There are some potential limitations of the present study. First, although several studies have confirmed that quantification of hTERT mRNA can be used as an estimate for telomerase activity, one has to be aware that relative quantity of hTERT mRNA is rather a surrogate marker and not a definite proof of telomerase activity. The second potential drawback of our study is the fact that patients with only preneoplastic changes were not studied. Rather, the different histological grades (e.g., epithelial abnormalities) were selected from lesions that already contained areas of frank carcinoma in their vicinity. At present, it is still unclear whether different areas within a lesion that overall demonstrates a capacity for invasion have the same molecular constituency and biologic capacity for invasion as do lesions that do not show any component of invasion.

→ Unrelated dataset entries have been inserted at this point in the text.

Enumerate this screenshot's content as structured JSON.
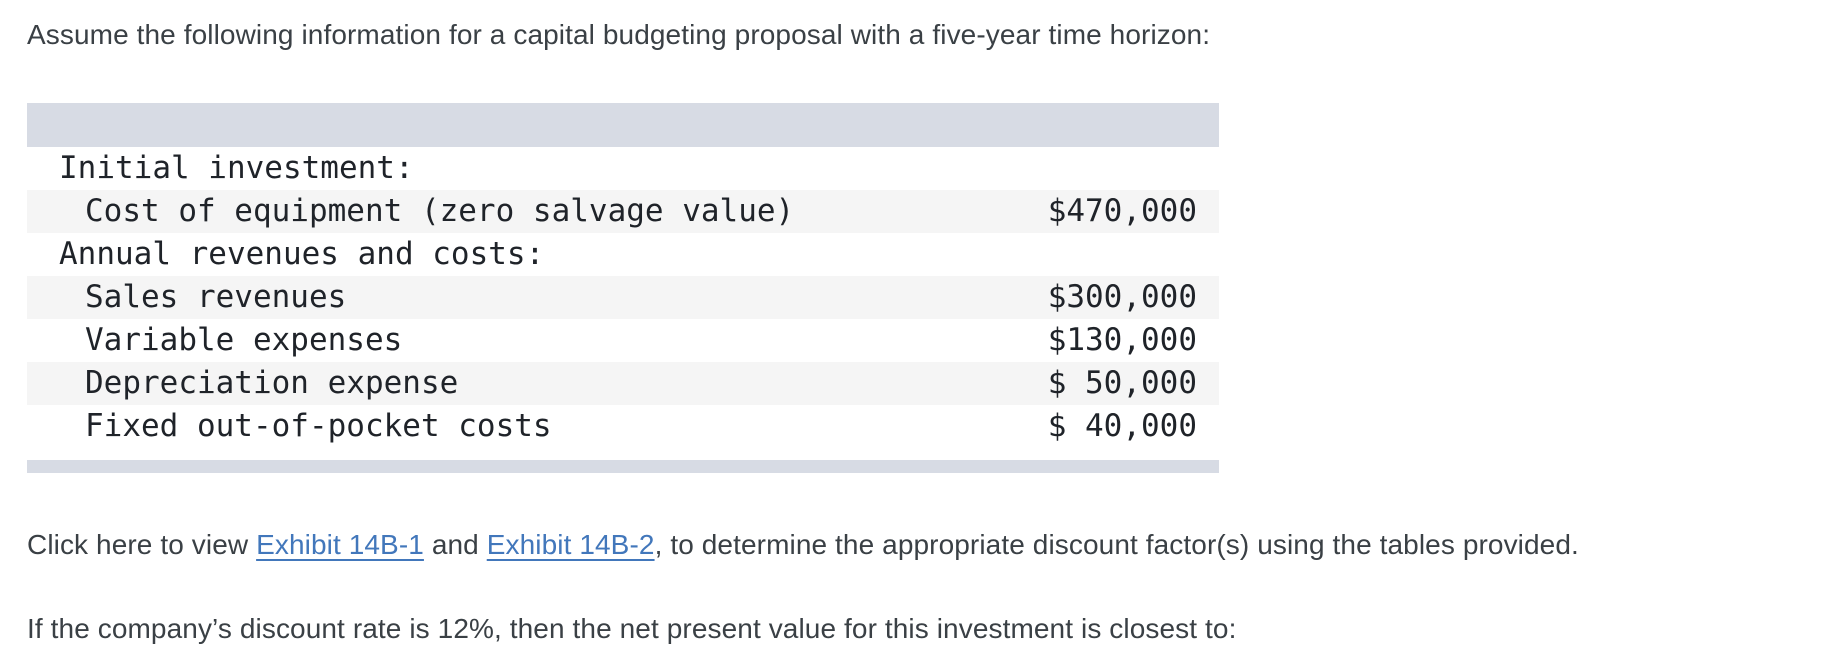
{
  "page": {
    "intro": "Assume the following information for a capital budgeting proposal with a five-year time horizon:",
    "closing_question": "If the company’s discount rate is 12%, then the net present value for this investment is closest to:"
  },
  "exhibit_line": {
    "prefix": "Click here to view ",
    "link1": "Exhibit 14B-1",
    "middle": " and ",
    "link2": "Exhibit 14B-2",
    "suffix": ", to determine the appropriate discount factor(s) using the tables provided."
  },
  "table": {
    "rows": [
      {
        "label": "Initial investment:",
        "value": "",
        "shaded": false
      },
      {
        "label": "Cost of equipment (zero salvage value)",
        "value": "$470,000",
        "shaded": true
      },
      {
        "label": "Annual revenues and costs:",
        "value": "",
        "shaded": false
      },
      {
        "label": "Sales revenues",
        "value": "$300,000",
        "shaded": true
      },
      {
        "label": "Variable expenses",
        "value": "$130,000",
        "shaded": false
      },
      {
        "label": "Depreciation expense",
        "value": "$ 50,000",
        "shaded": true
      },
      {
        "label": "Fixed out-of-pocket costs",
        "value": "$ 40,000",
        "shaded": false
      }
    ]
  },
  "colors": {
    "band": "#d7dbe4",
    "row_stripe": "#f5f5f5",
    "table_text": "#1f2329",
    "body_text": "#3a4045",
    "link": "#4277bb",
    "background": "#ffffff"
  }
}
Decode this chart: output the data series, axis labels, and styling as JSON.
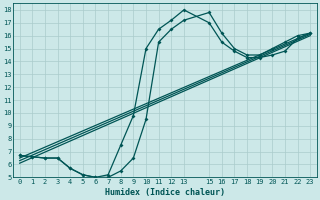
{
  "xlabel": "Humidex (Indice chaleur)",
  "bg_color": "#cce8e8",
  "grid_color": "#aacccc",
  "line_color": "#005555",
  "xlim": [
    -0.5,
    23.5
  ],
  "ylim": [
    5,
    18.5
  ],
  "xticks": [
    0,
    1,
    2,
    3,
    4,
    5,
    6,
    7,
    8,
    9,
    10,
    11,
    12,
    13,
    15,
    16,
    17,
    18,
    19,
    20,
    21,
    22,
    23
  ],
  "yticks": [
    5,
    6,
    7,
    8,
    9,
    10,
    11,
    12,
    13,
    14,
    15,
    16,
    17,
    18
  ],
  "curve1_x": [
    0,
    1,
    2,
    3,
    4,
    5,
    6,
    7,
    8,
    9,
    10,
    11,
    12,
    13,
    15,
    16,
    17,
    18,
    19,
    20,
    21,
    22,
    23
  ],
  "curve1_y": [
    6.7,
    6.6,
    6.5,
    6.5,
    5.7,
    5.2,
    5.0,
    5.0,
    5.5,
    6.5,
    9.5,
    15.5,
    16.5,
    17.2,
    17.8,
    16.2,
    15.0,
    14.5,
    14.5,
    15.0,
    15.5,
    16.0,
    16.2
  ],
  "curve2_x": [
    0,
    1,
    2,
    3,
    4,
    5,
    6,
    7,
    8,
    9,
    10,
    11,
    12,
    13,
    15,
    16,
    17,
    18,
    19,
    20,
    21,
    22,
    23
  ],
  "curve2_y": [
    6.7,
    6.6,
    6.5,
    6.5,
    5.7,
    5.2,
    5.0,
    5.2,
    7.5,
    9.8,
    15.0,
    16.5,
    17.2,
    18.0,
    17.0,
    15.5,
    14.8,
    14.3,
    14.3,
    14.5,
    14.8,
    15.8,
    16.2
  ],
  "line1_x": [
    0,
    23
  ],
  "line1_y": [
    6.5,
    16.2
  ],
  "line2_x": [
    0,
    23
  ],
  "line2_y": [
    6.3,
    16.1
  ],
  "line3_x": [
    0,
    23
  ],
  "line3_y": [
    6.1,
    16.0
  ]
}
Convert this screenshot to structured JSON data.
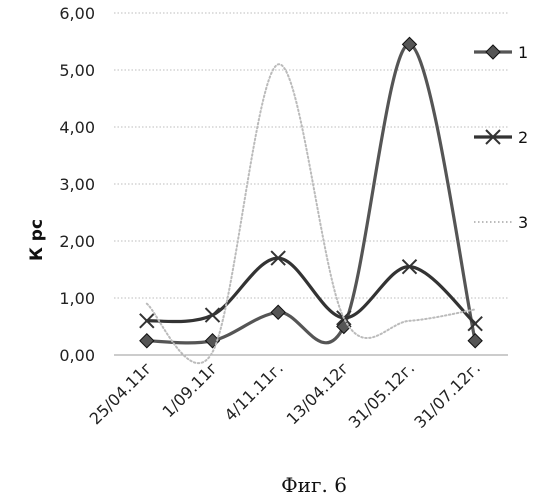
{
  "chart_data": {
    "type": "line",
    "categories": [
      "25/04.11г",
      "1/09.11г",
      "4/11.11г.",
      "13/04.12г",
      "31/05.12г.",
      "31/07.12г."
    ],
    "series": [
      {
        "name": "1",
        "values": [
          0.25,
          0.25,
          0.75,
          0.5,
          5.45,
          0.25
        ],
        "color": "#555555",
        "marker": "diamond",
        "style": "solid"
      },
      {
        "name": "2",
        "values": [
          0.6,
          0.7,
          1.7,
          0.65,
          1.55,
          0.55
        ],
        "color": "#333333",
        "marker": "cross",
        "style": "solid"
      },
      {
        "name": "3",
        "values": [
          0.9,
          0.05,
          5.1,
          0.65,
          0.6,
          0.8
        ],
        "color": "#bbbbbb",
        "marker": "none",
        "style": "dotted"
      }
    ],
    "ylabel": "К рс",
    "xlabel": "",
    "ylim": [
      0,
      6
    ],
    "yticks": [
      "0,00",
      "1,00",
      "2,00",
      "3,00",
      "4,00",
      "5,00",
      "6,00"
    ],
    "grid": true,
    "legend": "right",
    "caption": "Фиг. 6"
  }
}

In conclusion, to the best of our knowledge, the present study is the first to analyze systematically the relative quantity of hTERT mRNA in different stages of laryngeal carcinogenesis. We have clearly shown that the presence and relative quantity of hTERT mRNA in laryngeal epithelium increases progressively with the degree of epithelial abnormalities. Low levels of hTERT mRNA expression detected in normal and reactively hyperplastic laryngeal epithelia most probably reflect the regenerative capacity of the squamous epithelium and are believed to be derived from stem cells in the basal epithelial layer. In contrast, significantly higher hTERT mRNA relative quantities in the majority of atypical hyperplasias and intraepithelial and laryngeal squamous cell carcinomas are likely to be the consequence of telomerase reactivation and most probably reflect the appearance of immortal cell populations. The present study suggests that telomerase reactivation is an early event in laryngeal carcinogenesis, detectable already at the stage of precancerous laryngeal epithelial changes, but that other genetic abnormalities appear to be necessary for progression of these epithelial abnormalities toward invasive laryngeal squamous cell carcinoma.